According to the exegetes , Paul claims to be faultless, that he had followed the law to the dot. If one follows the law without fault, then they are faultless, without sin. As a sin is to disobey God’s law. Yet, contradictingly, Paul says in another Epistle, this one to the Romans :
We know that the law is spiritual; but I am unspiritual, sold as a slave to sin.
Paul only demonstrates his perpetual confusion, he cannot reconcile his new doctrine of salvation through the Messiah, with that of the law as given by God. For if God gave the law and the law would not save, then God failed, made a mistake in giving the law and had to recompense by giving His son. E.P Sanders’ says on this notion:
Paul here, separates “God’s will” from “what actually happened”. In Paul’s world, the last position is the most surprising: that God failed, that his original intention in giving the law was not achieved.

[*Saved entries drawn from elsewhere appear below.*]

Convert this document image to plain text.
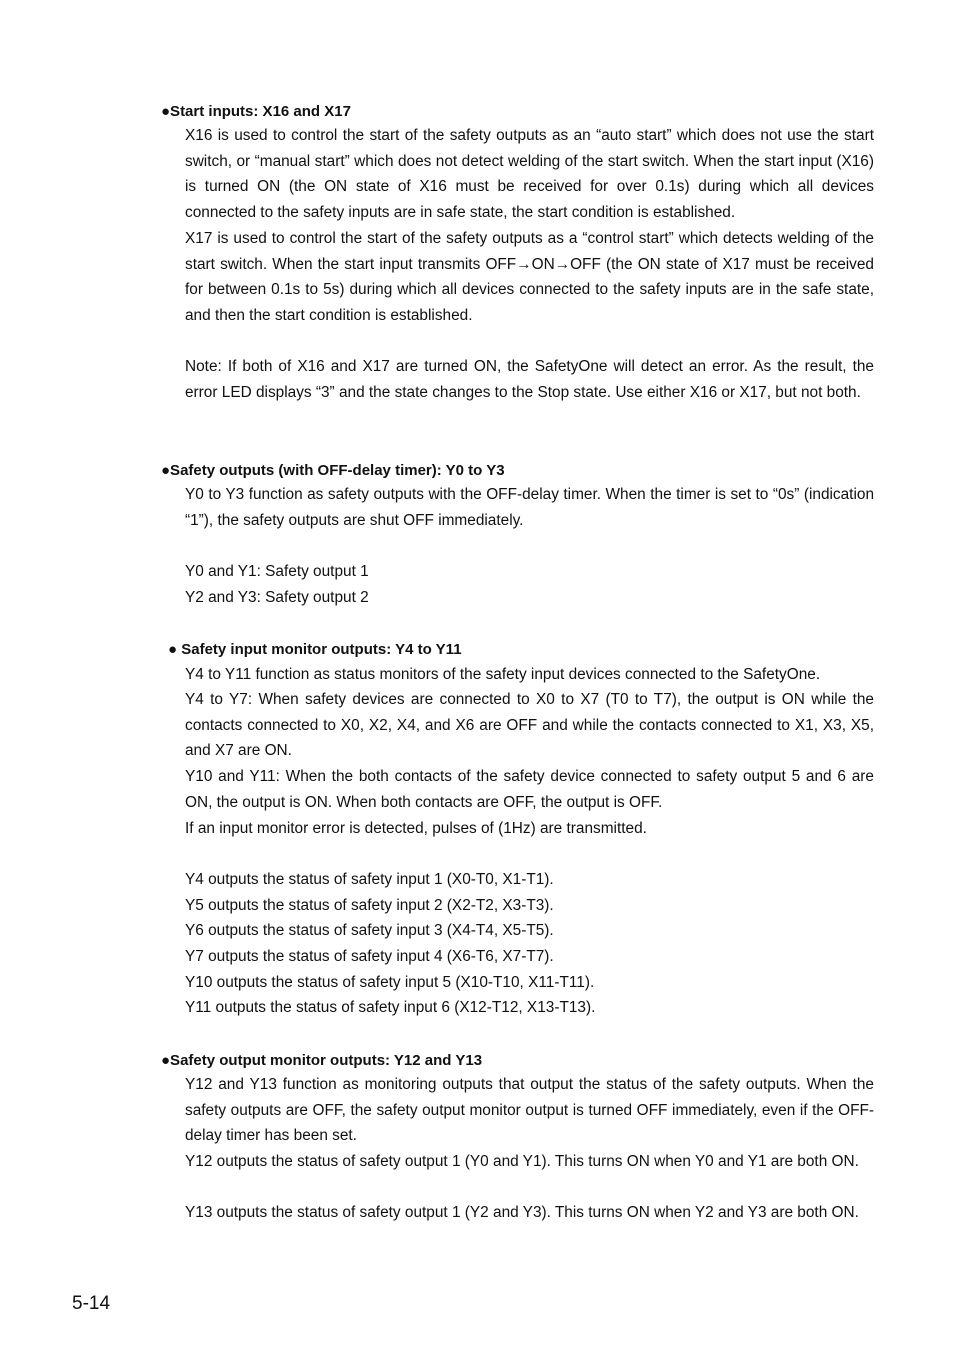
●Start inputs: X16 and X17

X16 is used to control the start of the safety outputs as an “auto start” which does not use the start switch, or “manual start” which does not detect welding of the start switch. When the start input (X16) is turned ON (the ON state of X16 must be received for over 0.1s) during which all devices connected to the safety inputs are in safe state, the start condition is established.

X17 is used to control the start of the safety outputs as a “control start” which detects welding of the start switch. When the start input transmits OFF→ON→OFF (the ON state of X17 must be received for between 0.1s to 5s) during which all devices connected to the safety inputs are in the safe state, and then the start condition is established.

Note: If both of X16 and X17 are turned ON, the SafetyOne will detect an error. As the result, the error LED displays “3” and the state changes to the Stop state. Use either X16 or X17, but not both.

●Safety outputs (with OFF-delay timer): Y0 to Y3

Y0 to Y3 function as safety outputs with the OFF-delay timer. When the timer is set to “0s” (indication “1”), the safety outputs are shut OFF immediately.

Y0 and Y1: Safety output 1
Y2 and Y3: Safety output 2
● Safety input monitor outputs: Y4 to Y11

Y4 to Y11 function as status monitors of the safety input devices connected to the SafetyOne.

Y4 to Y7: When safety devices are connected to X0 to X7 (T0 to T7), the output is ON while the contacts connected to X0, X2, X4, and X6 are OFF and while the contacts connected to X1, X3, X5, and X7 are ON.

Y10 and Y11: When the both contacts of the safety device connected to safety output 5 and 6 are ON, the output is ON. When both contacts are OFF, the output is OFF.

If an input monitor error is detected, pulses of (1Hz) are transmitted.

Y4 outputs the status of safety input 1 (X0-T0, X1-T1).
Y5 outputs the status of safety input 2 (X2-T2, X3-T3).
Y6 outputs the status of safety input 3 (X4-T4, X5-T5).
Y7 outputs the status of safety input 4 (X6-T6, X7-T7).
Y10 outputs the status of safety input 5 (X10-T10, X11-T11).
Y11 outputs the status of safety input 6 (X12-T12, X13-T13).
●Safety output monitor outputs: Y12 and Y13

Y12 and Y13 function as monitoring outputs that output the status of the safety outputs. When the safety outputs are OFF, the safety output monitor output is turned OFF immediately, even if the OFF-delay timer has been set.

Y12 outputs the status of safety output 1 (Y0 and Y1). This turns ON when Y0 and Y1 are both ON.

Y13 outputs the status of safety output 1 (Y2 and Y3). This turns ON when Y2 and Y3 are both ON.

5-14
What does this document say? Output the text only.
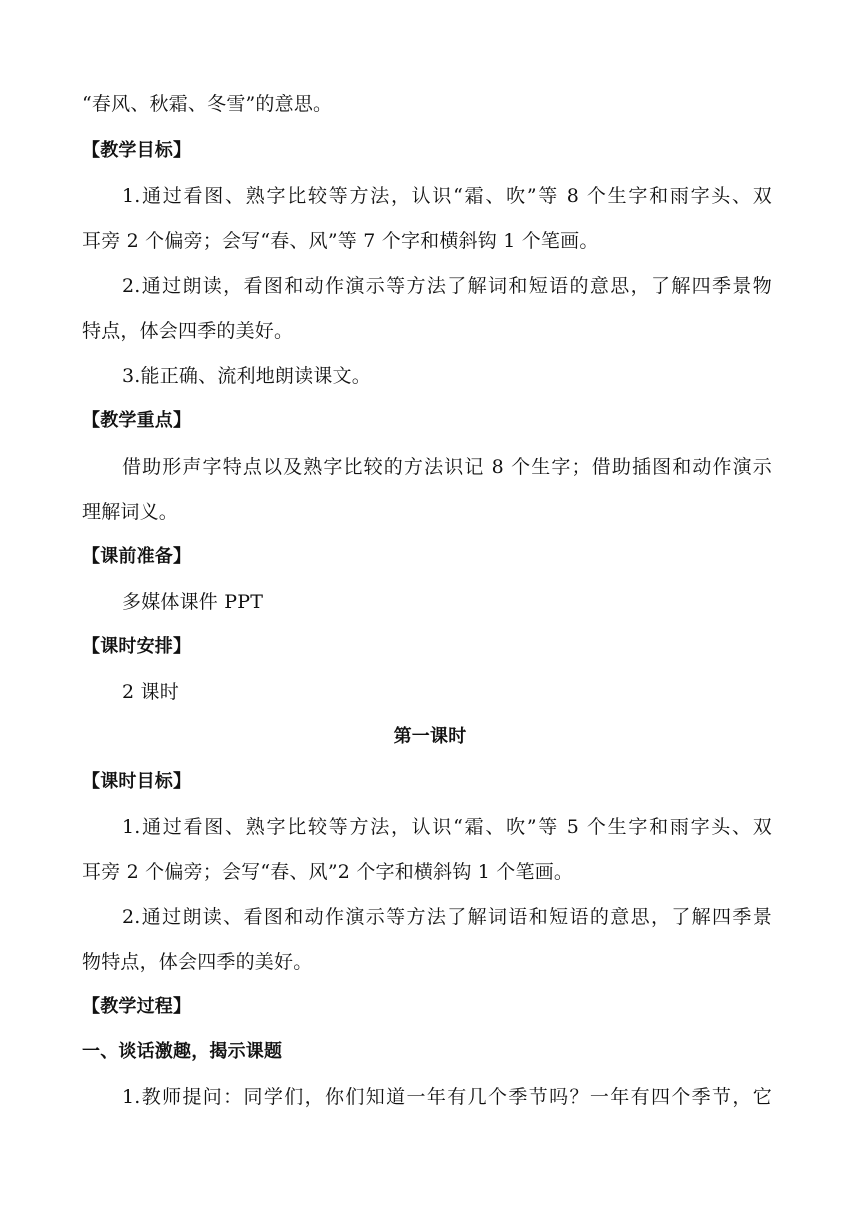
“春风、秋霜、冬雪”的意思。
【教学目标】
1.通过看图、熟字比较等方法，认识“霜、吹”等 8 个生字和雨字头、双
耳旁 2 个偏旁；会写“春、风”等 7 个字和横斜钩 1 个笔画。
2.通过朗读，看图和动作演示等方法了解词和短语的意思，了解四季景物
特点，体会四季的美好。
3.能正确、流利地朗读课文。
【教学重点】
借助形声字特点以及熟字比较的方法识记 8 个生字；借助插图和动作演示
理解词义。
【课前准备】
多媒体课件 PPT
【课时安排】
2 课时
第一课时
【课时目标】
1.通过看图、熟字比较等方法，认识“霜、吹”等 5 个生字和雨字头、双
耳旁 2 个偏旁；会写“春、风”2 个字和横斜钩 1 个笔画。
2.通过朗读、看图和动作演示等方法了解词语和短语的意思，了解四季景
物特点，体会四季的美好。
【教学过程】
一、谈话激趣，揭示课题
1.教师提问：同学们，你们知道一年有几个季节吗？一年有四个季节，它
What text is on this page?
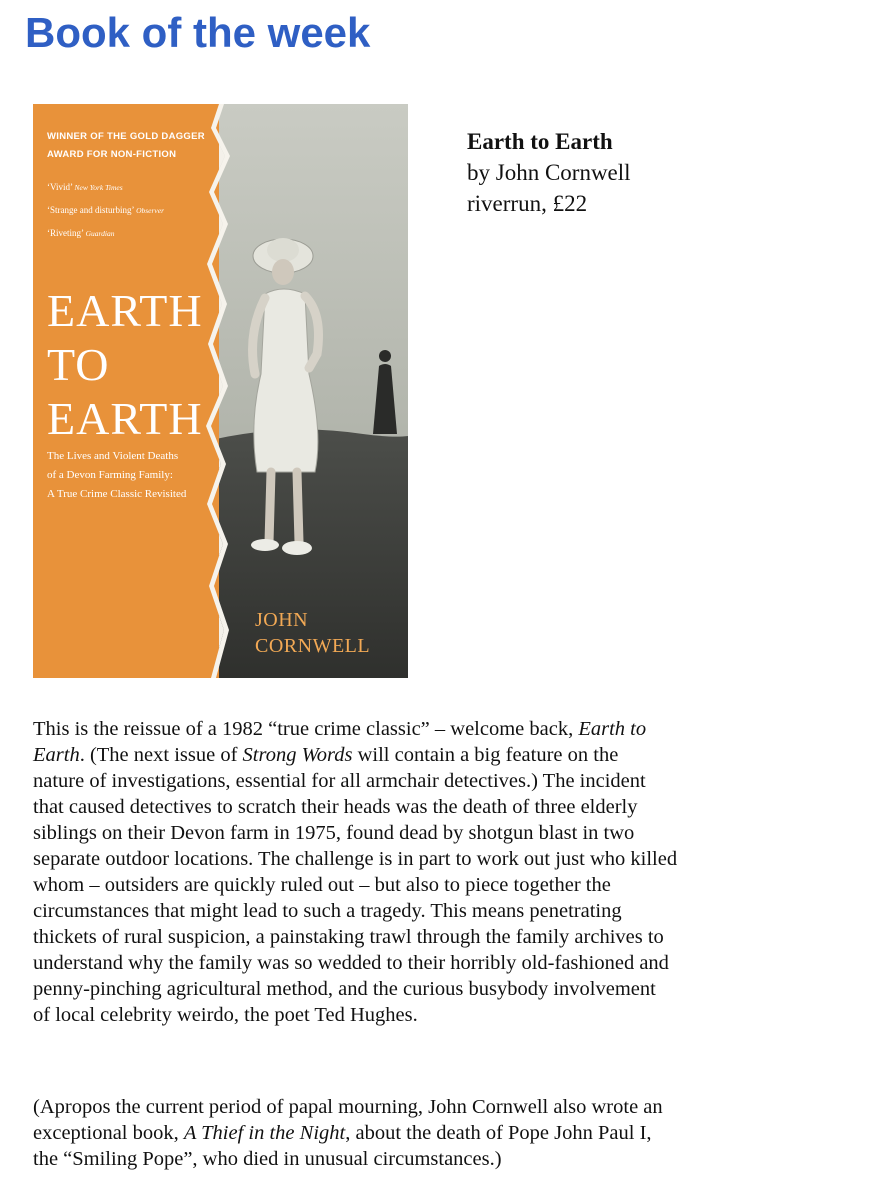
Book of the week
WINNER OF THE GOLD DAGGER
AWARD FOR NON-FICTION
‘Vivid’ New York Times
‘Strange and disturbing’ Observer
‘Riveting’ Guardian
EARTH
TO
EARTH
The Lives and Violent Deaths
of a Devon Farming Family:
A True Crime Classic Revisited
JOHN
CORNWELL
Earth to Earth
by John Cornwell
riverrun, £22
This is the reissue of a 1982 “true crime classic” – welcome back, Earth to
Earth. (The next issue of Strong Words will contain a big feature on the
nature of investigations, essential for all armchair detectives.) The incident
that caused detectives to scratch their heads was the death of three elderly
siblings on their Devon farm in 1975, found dead by shotgun blast in two
separate outdoor locations. The challenge is in part to work out just who killed
whom – outsiders are quickly ruled out – but also to piece together the
circumstances that might lead to such a tragedy. This means penetrating
thickets of rural suspicion, a painstaking trawl through the family archives to
understand why the family was so wedded to their horribly old-fashioned and
penny-pinching agricultural method, and the curious busybody involvement
of local celebrity weirdo, the poet Ted Hughes.
(Apropos the current period of papal mourning, John Cornwell also wrote an
exceptional book, A Thief in the Night, about the death of Pope John Paul I,
the “Smiling Pope”, who died in unusual circumstances.)
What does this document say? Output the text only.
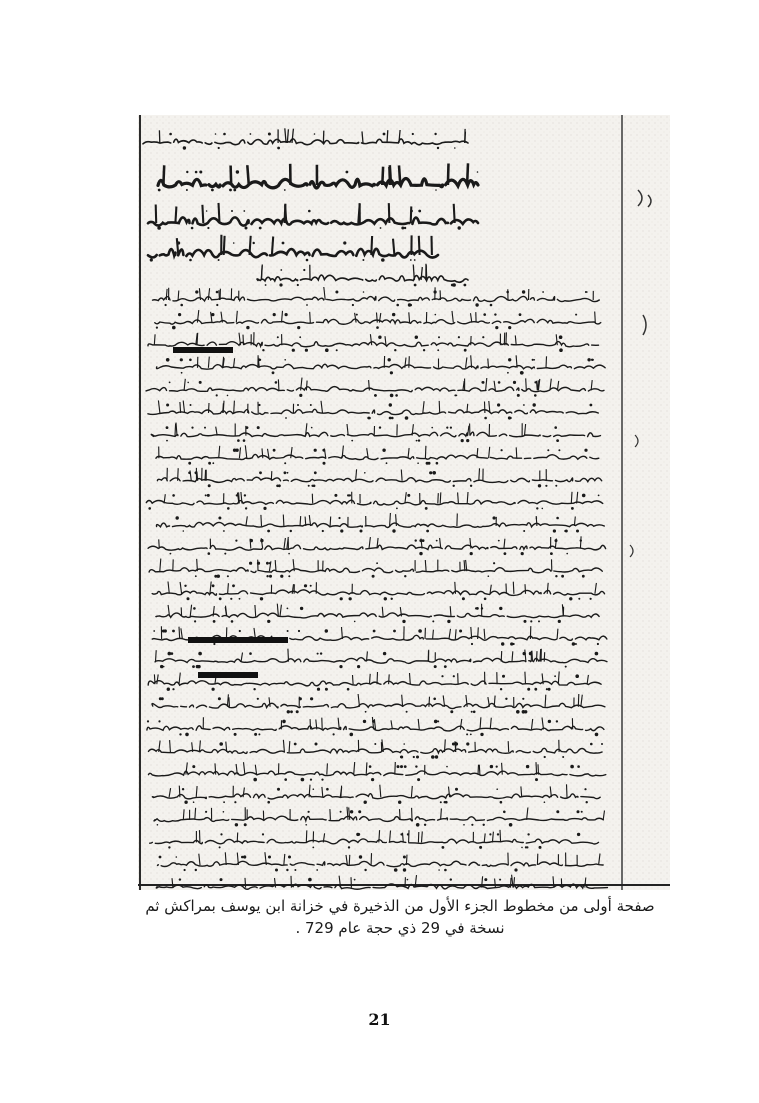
صفحة أولى من مخطوط الجزء الأول من الذخيرة في خزانة ابن يوسف بمراكش ثم
نسخة في 29 ذي حجة عام 729 .
21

Why do Christians expect us to follow such a muddled doctrine on salvation? Am I to accept that God failed in His plans for mankind’s salvation? Am I to accept that the apostle God chose to usher in His new faith, himself did not grasp it? Am I to accept that God killed His ‘son’, because God screwed up and needed a quick-save plan? As confusing and problematic Paul’s position is, the doctrine of soteriology in Christianity is far more complicated, for if Paul’s works are the foundation for it, given that it’s already so confusing, shall we expect anything derived of it to be void of such issues? Wishful thinking at its best for out Christian brothers.
wa Allaahu ‘Alam.
 – 2 Corinthians 11:5, Bible.
 – 2 Corinthians 12:11, Bible.
 – James 2:14-16, Bible.
 – Philippians 3:4-6, Bible.
 – “Philippians 3:6”, Adam Clarke’s Commentary.
 – Romans 7:14, Bible.
 – “Paul, the Law and the Jewish People”, by E.P. Sanders, Kindle Edition, Location 1394 – 1395.